Tom Leese
Tom Leese

Reputation: 19699

Define new type in LLVM

In a very simple LLVM IR program, I can do

%MyStruct = type { i32 }
%MyInt = type i32

declare void @main(%MyStruct, %MyInt)

However, I cannot work out how to produce the same %MyStruct = type { i32 } or %MyInt = type i32 statement using the LLVM C++ API. I've been scouring the docs for the past few days and the only thing I've found which is close to what I want is manually defining a new type as mentioned here: http://llvm.org/docs/ExtendingLLVM.html#adding-a-new-type

However, I would like a way to define and use new types using the LLVM C++ API, as I can with functions, etc.

The only other way I can think of doing this is keeping a separate record of my custom types and their LLVM primitive base type, and when declaring functions, use the primitive base type; but I didn't want to start doing that if there was a quicker way built into LLVM itself (as I discovered by looking at some LLVM IR examples and producing the code above).
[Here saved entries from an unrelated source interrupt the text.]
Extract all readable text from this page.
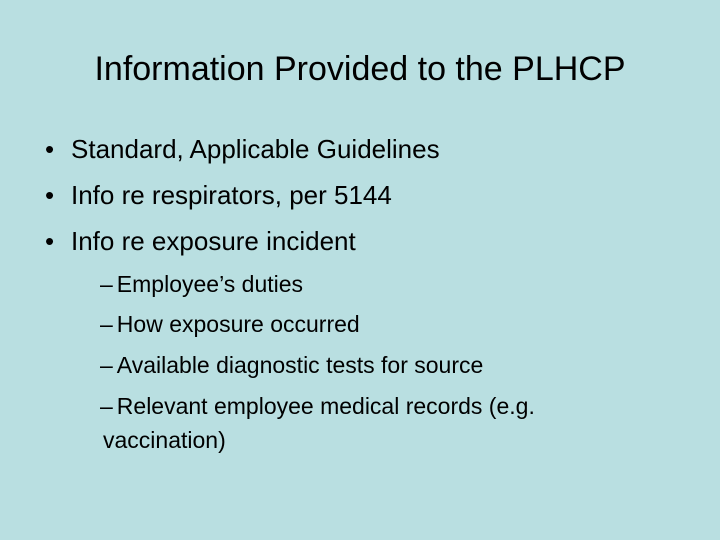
Information Provided to the PLHCP
• Standard, Applicable Guidelines
• Info re respirators, per 5144
• Info re exposure incident
– Employee’s duties
– How exposure occurred
– Available diagnostic tests for source
– Relevant employee medical records (e.g.
vaccination)
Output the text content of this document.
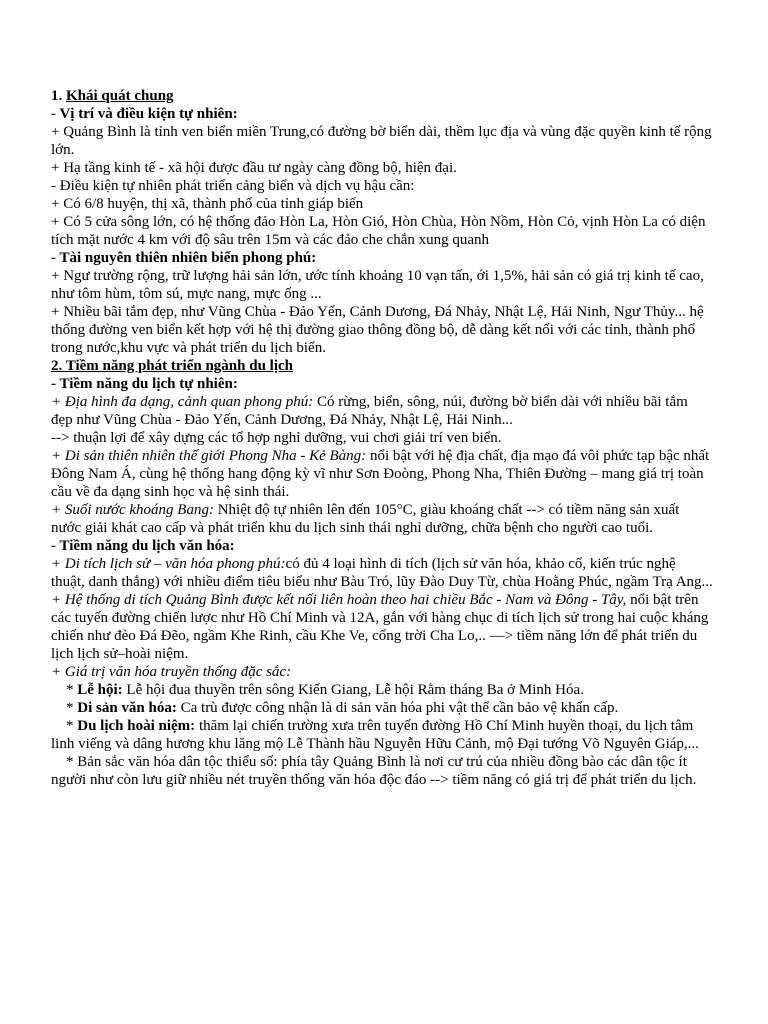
1. Khái quát chung
- Vị trí và điều kiện tự nhiên:
+ Quảng Bình là tỉnh ven biển miền Trung,có đường bờ biển dài, thềm lục địa và vùng đặc quyền kinh tế rộng lớn.
+ Hạ tầng kinh tế - xã hội được đầu tư ngày càng đồng bộ, hiện đại.
- Điều kiện tự nhiên phát triển cảng biển và dịch vụ hậu cần:
+ Có 6/8 huyện, thị xã, thành phố của tỉnh giáp biển
+ Có 5 cửa sông lớn, có hệ thống đảo Hòn La, Hòn Gió, Hòn Chùa, Hòn Nồm, Hòn Cỏ, vịnh Hòn La có diện tích mặt nước 4 km với độ sâu trên 15m và các đảo che chắn xung quanh
- Tài nguyên thiên nhiên biển phong phú:
+ Ngư trường rộng, trữ lượng hải sản lớn, ước tính khoảng 10 vạn tấn, ới 1,5%, hải sản có giá trị kinh tế cao, như tôm hùm, tôm sú, mực nang, mực ống ...
+ Nhiều bãi tắm đẹp, như Vũng Chùa - Đảo Yến, Cảnh Dương, Đá Nhảy, Nhật Lệ, Hải Ninh, Ngư Thủy... hệ thống đường ven biển kết hợp với hệ thị đường giao thông đồng bộ, dễ dàng kết nối với các tỉnh, thành phố trong nước,khu vực và phát triển du lịch biển.
2. Tiềm năng phát triển ngành du lịch
- Tiềm năng du lịch tự nhiên:
+ Địa hình đa dạng, cảnh quan phong phú: Có rừng, biển, sông, núi, đường bờ biển dài với nhiều bãi tắm đẹp như Vũng Chùa - Đảo Yến, Cảnh Dương, Đá Nhảy, Nhật Lệ, Hải Ninh...
--> thuận lợi để xây dựng các tổ hợp nghỉ dưỡng, vui chơi giải trí ven biển.
+ Di sản thiên nhiên thế giới Phong Nha - Kẻ Bàng: nổi bật với hệ địa chất, địa mạo đá vôi phức tạp bậc nhất Đông Nam Á, cùng hệ thống hang động kỳ vĩ như Sơn Đoòng, Phong Nha, Thiên Đường – mang giá trị toàn cầu về đa dạng sinh học và hệ sinh thái.
+ Suối nước khoáng Bang: Nhiệt độ tự nhiên lên đến 105°C, giàu khoáng chất --> có tiềm năng sản xuất nước giải khát cao cấp và phát triển khu du lịch sinh thái nghỉ dưỡng, chữa bệnh cho người cao tuổi.
- Tiềm năng du lịch văn hóa:
+ Di tích lịch sử – văn hóa phong phú:có đủ 4 loại hình di tích (lịch sử văn hóa, khảo cổ, kiến trúc nghệ thuật, danh thắng) với nhiều điểm tiêu biểu như Bàu Tró, lũy Đào Duy Từ, chùa Hoằng Phúc, ngầm Trạ Ang...
+ Hệ thống di tích Quảng Bình được kết nối liên hoàn theo hai chiều Bắc - Nam và Đông - Tây, nổi bật trên các tuyến đường chiến lược như Hồ Chí Minh và 12A, gắn với hàng chục di tích lịch sử trong hai cuộc kháng chiến như đèo Đá Đẽo, ngầm Khe Rinh, cầu Khe Ve, cổng trời Cha Lo,.. —> tiềm năng lớn để phát triển du lịch lịch sử–hoài niệm.
+ Giá trị văn hóa truyền thống đặc sắc:
* Lễ hội: Lễ hội đua thuyền trên sông Kiến Giang, Lễ hội Rằm tháng Ba ở Minh Hóa.
* Di sản văn hóa: Ca trù được công nhận là di sản văn hóa phi vật thể cần bảo vệ khẩn cấp.
* Du lịch hoài niệm: thăm lại chiến trường xưa trên tuyến đường Hồ Chí Minh huyền thoại, du lịch tâm linh viếng và dâng hương khu lăng mộ Lễ Thành hầu Nguyễn Hữu Cảnh, mộ Đại tướng Võ Nguyên Giáp,...
* Bản sắc văn hóa dân tộc thiểu số: phía tây Quảng Bình là nơi cư trú của nhiều đồng bào các dân tộc ít người như còn lưu giữ nhiều nét truyền thống văn hóa độc đáo --> tiềm năng có giá trị để phát triển du lịch.
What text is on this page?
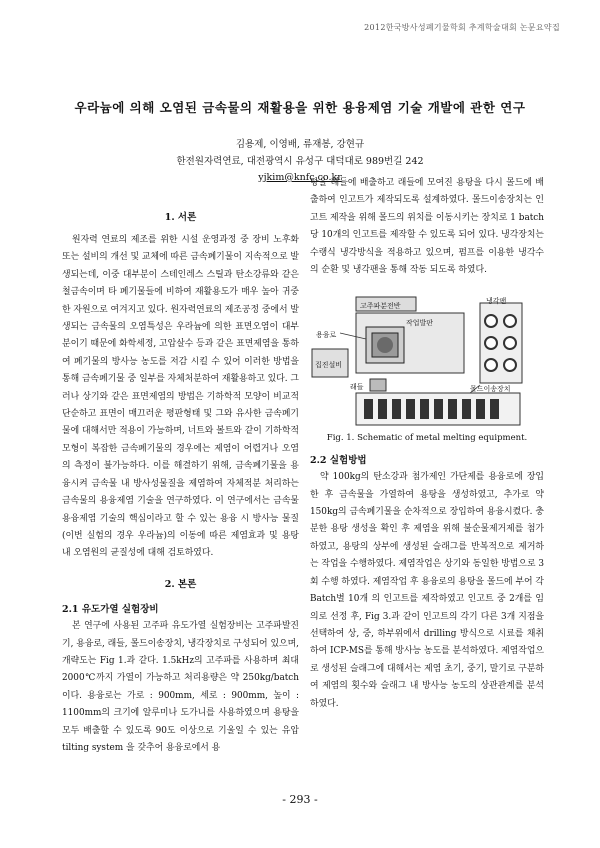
2012한국방사성폐기물학회 추계학술대회 논문요약집
우라늄에 의해 오염된 금속물의 재활용을 위한 용융제염 기술 개발에 관한 연구
김용제, 이영배, 류재봉, 강현규
한전원자력연료, 대전광역시 유성구 대덕대로 989번길 242
yjkim@knfc.co.kr
1. 서론

원자력 연료의 제조를 위한 시설 운영과정 중 장비 노후화 또는 설비의 개선 및 교체에 따른 금속폐기물이 지속적으로 발생되는데, 이중 대부분이 스테인레스 스틸과 탄소강류와 같은 철금속이며 타 폐기물들에 비하여 재활용도가 매우 높아 귀중한 자원으로 여겨지고 있다. 원자력연료의 제조공정 중에서 발생되는 금속물의 오염특성은 우라늄에 의한 표면오염이 대부분이기 때문에 화학세정, 고압살수 등과 같은 표면제염을 통하여 폐기물의 방사능 농도를 저감 시킬 수 있어 이러한 방법을 통해 금속폐기물 중 일부를 자체처분하여 재활용하고 있다. 그러나 상기와 같은 표면제염의 방법은 기하학적 모양이 비교적 단순하고 표면이 매끄러운 평판형태 및 그와 유사한 금속폐기물에 대해서만 적용이 가능하며, 너트와 볼트와 같이 기하학적 모형이 복잡한 금속폐기물의 경우에는 제염이 어렵거나 오염의 측정이 불가능하다. 이를 해결하기 위해, 금속폐기물을 용융시켜 금속물 내 방사성물질을 제염하여 자체적분 처리하는 금속물의 용융제염 기술을 연구하였다. 이 연구에서는 금속물 용융제염 기술의 핵심이라고 할 수 있는 용융 시 방사능 물질(이번 실험의 경우 우라늄)의 이동에 따른 제염효과 및 용탕 내 오염원의 균질성에 대해 검토하였다.

2. 본론
2.1 유도가열 실험장비

본 연구에 사용된 고주파 유도가열 실험장비는 고주파발진기, 용융로, 래들, 몰드이송장치, 냉각장치로 구성되어 있으며, 개략도는 Fig 1.과 같다. 1.5kHz의 고주파를 사용하며 최대 2000℃까지 가열이 가능하고 처리용량은 약 250kg/batch 이다. 용융로는 가로 : 900mm, 세로 : 900mm, 높이 : 1100mm의 크기에 알루미나 도가니를 사용하였으며 용탕을 모두 배출할 수 있도록 90도 이상으로 기울일 수 있는 유압 tilting system 을 갖추어 용융로에서 용

탕을 래들에 배출하고 래들에 모여진 용탕을 다시 몰드에 배출하여 인고트가 제작되도록 설계하였다. 몰드이송장치는 인고트 제작을 위해 몰드의 위치를 이동시키는 장치로 1 batch당 10개의 인고트를 제작할 수 있도록 되어 있다. 냉각장치는 수랭식 냉각방식을 적용하고 있으며, 펌프를 이용한 냉각수의 순환 및 냉각팬을 통해 작동 되도록 하였다.

고주파분전반
작업발판
냉각팬
용융로
집진설비
래들	몰드이송장치

Fig. 1. Schematic of metal melting equipment.

2.2 실험방법

약 100kg의 탄소강과 첨가제인 가단제를 용융로에 장입한 후 금속물을 가열하여 용탕을 생성하였고, 추가로 약 150kg의 금속폐기물을 순차적으로 장입하여 용융시켰다. 충분한 용탕 생성을 확인 후 제염을 위해 불순물제거제를 첨가하였고, 용탕의 상부에 생성된 슬래그를 반복적으로 제거하는 작업을 수행하였다. 제염작업은 상기와 동일한 방법으로 3회 수행 하였다. 제염작업 후 용융로의 용탕을 몰드에 부어 각 Batch별 10개 의 인고트를 제작하였고 인고트 중 2개를 임의로 선정 후, Fig 3.과 같이 인고트의 각기 다른 3개 지점을 선택하여 상, 중, 하부위에서 drilling 방식으로 시료를 채취하여 ICP-MS를 통해 방사능 농도를 분석하였다. 제염작업으로 생성된 슬래그에 대해서는 제염 초기, 중기, 말기로 구분하여 제염의 횟수와 슬래그 내 방사능 농도의 상관관계를 분석하였다.

- 293 -
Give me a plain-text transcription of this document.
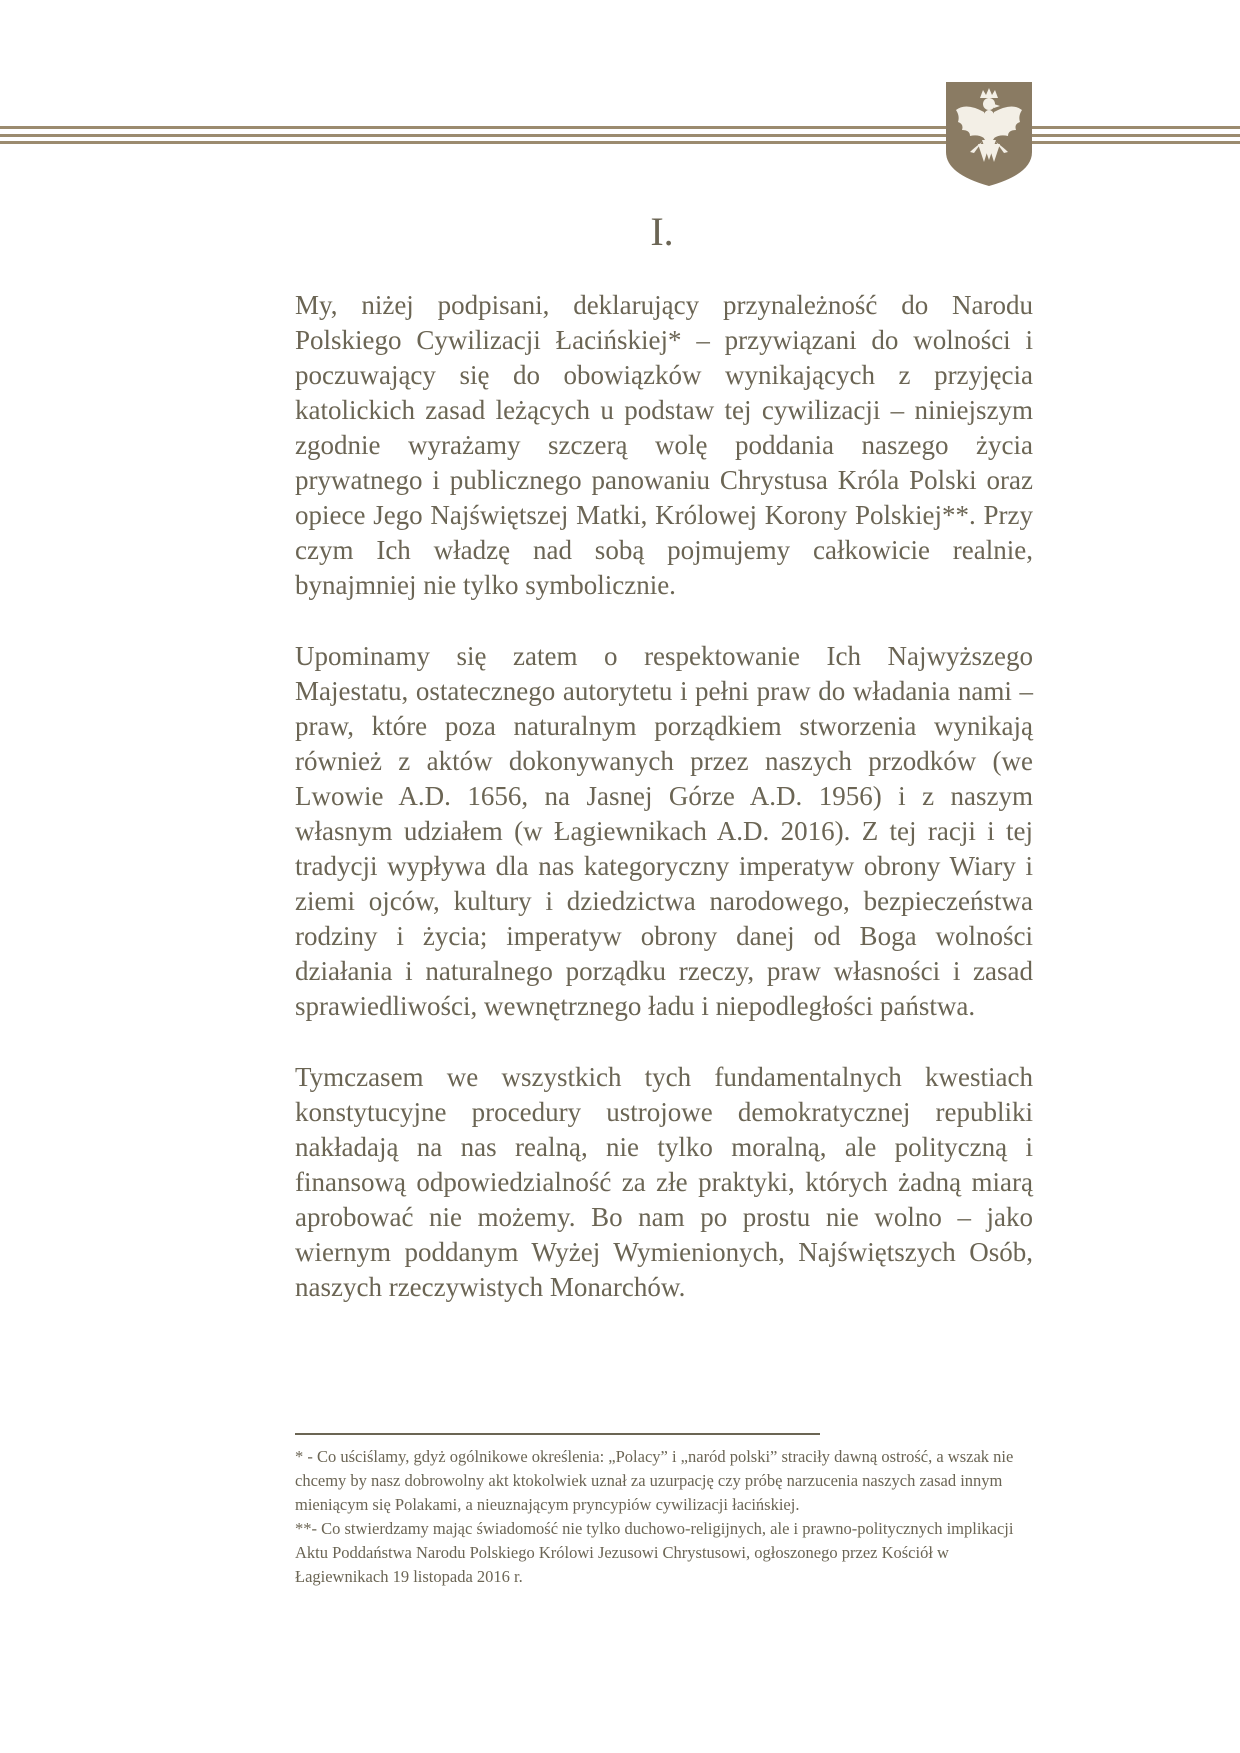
I.

My, niżej podpisani, deklarujący przynależność do Narodu Polskiego Cywilizacji Łacińskiej* – przywiązani do wolności i poczuwający się do obowiązków wynikających z przyjęcia katolickich zasad leżących u podstaw tej cywilizacji – niniejszym zgodnie wyrażamy szczerą wolę poddania naszego życia prywatnego i publicznego panowaniu Chrystusa Króla Polski oraz opiece Jego Najświętszej Matki, Królowej Korony Polskiej**. Przy czym Ich władzę nad sobą pojmujemy całkowicie realnie, bynajmniej nie tylko symbolicznie.

Upominamy się zatem o respektowanie Ich Najwyższego Majestatu, ostatecznego autorytetu i pełni praw do władania nami – praw, które poza naturalnym porządkiem stworzenia wynikają również z aktów dokonywanych przez naszych przodków (we Lwowie A.D. 1656, na Jasnej Górze A.D. 1956) i z naszym własnym udziałem (w Łagiewnikach A.D. 2016). Z tej racji i tej tradycji wypływa dla nas kategoryczny imperatyw obrony Wiary i ziemi ojców, kultury i dziedzictwa narodowego, bezpieczeństwa rodziny i życia; imperatyw obrony danej od Boga wolności działania i naturalnego porządku rzeczy, praw własności i zasad sprawiedliwości, wewnętrznego ładu i niepodległości państwa.

Tymczasem we wszystkich tych fundamentalnych kwestiach konstytucyjne procedury ustrojowe demokratycznej republiki nakładają na nas realną, nie tylko moralną, ale polityczną i finansową odpowiedzialność za złe praktyki, których żadną miarą aprobować nie możemy. Bo nam po prostu nie wolno – jako wiernym poddanym Wyżej Wymienionych, Najświętszych Osób, naszych rzeczywistych Monarchów.

* - Co uściślamy, gdyż ogólnikowe określenia: „Polacy” i „naród polski” straciły dawną ostrość, a wszak nie chcemy by nasz dobrowolny akt ktokolwiek uznał za uzurpację czy próbę narzucenia naszych zasad innym mieniącym się Polakami, a nieuznającym pryncypiów cywilizacji łacińskiej.

**- Co stwierdzamy mając świadomość nie tylko duchowo-religijnych, ale i prawno-politycznych implikacji Aktu Poddaństwa Narodu Polskiego Królowi Jezusowi Chrystusowi, ogłoszonego przez Kościół w Łagiewnikach 19 listopada 2016 r.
Edit: I have done some more looking around, and I've found a reference to a function which appears to be exactly what I need called addTypeName in http://llvm.org/docs/ProgrammersManual.html and also in http://llvm.org/doxygen/Module_8h-source.html, however this appears to be all there is as I cannot see any reference to addTypeName in the actual documentation and I cannot compile a program using addTypeName as it claims the method does not exist.

Upvotes: 4

Views: 3035

Answers (1)

Anton Korobeynikov
Anton Korobeynikov

Reputation: 9324

The easiest way for you is to use cpp backend (llc -march=cpp) - given the IR it will generate the sequence of C++ API calls necessary to reproduce the IR.